Pusat kota Jakarta cukup ramai pagi itu. Meski awan hitam menggantung di langit, orang-orang tetap beraktivitas, sibuk menuju tujuan masing-masing. Di antara keramaian itu, Rohan berdiri di halte bus dengan pandangan tertuju pada secarik kertas yang diberikan oleh ibu angkatnya. Kertas itu berisi alamat dan nama seseorang yang harus dia cari di Desa Talakrimbun.
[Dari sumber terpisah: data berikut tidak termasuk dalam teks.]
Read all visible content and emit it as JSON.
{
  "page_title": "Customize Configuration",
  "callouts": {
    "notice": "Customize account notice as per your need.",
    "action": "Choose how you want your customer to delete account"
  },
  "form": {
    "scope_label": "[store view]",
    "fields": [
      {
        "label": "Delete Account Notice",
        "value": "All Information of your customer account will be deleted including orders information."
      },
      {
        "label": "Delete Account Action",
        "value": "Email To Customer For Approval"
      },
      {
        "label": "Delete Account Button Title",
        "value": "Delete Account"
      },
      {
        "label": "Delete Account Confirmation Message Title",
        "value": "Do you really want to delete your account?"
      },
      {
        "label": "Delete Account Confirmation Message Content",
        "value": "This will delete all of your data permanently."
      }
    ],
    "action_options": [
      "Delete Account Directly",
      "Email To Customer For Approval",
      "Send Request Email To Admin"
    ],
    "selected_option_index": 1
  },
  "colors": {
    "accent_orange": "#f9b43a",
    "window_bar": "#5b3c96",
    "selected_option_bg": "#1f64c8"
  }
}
Ketika bus tiba, para penumpang mulai naik satu per satu. Rohan mengambil tempat duduk di pojok belakang, memilih untuk menyendiri. Dia menatap keluar jendela, membiarkan pikirannya melayang bersama pemandangan kota yang perlahan berubah. Sesekali, matanya tertuju pada seorang ibu dan anak kecil di kursi sebelahnya. Mereka bercanda dan tertawa kecil, menikmati kebersamaan mereka. Pemandangan itu membuat Rohan bertanya-tanya dalam hati, Seperti apa rupa ibu kandungku? Jika nanti ada foto, apakah aku bisa mengenali wajahnya?
Dalam perjalanan menuju Desa Talakrimbun, pemandangan semakin berubah. Gedung-gedung tinggi berganti dengan perbukitan dan hamparan sawah. Rohan terus memandangi luar jendela, mengamati setiap detail di sepanjang jalan. Hingga akhirnya, sebuah jalur yang sepi dan sunyi menarik perhatiannya.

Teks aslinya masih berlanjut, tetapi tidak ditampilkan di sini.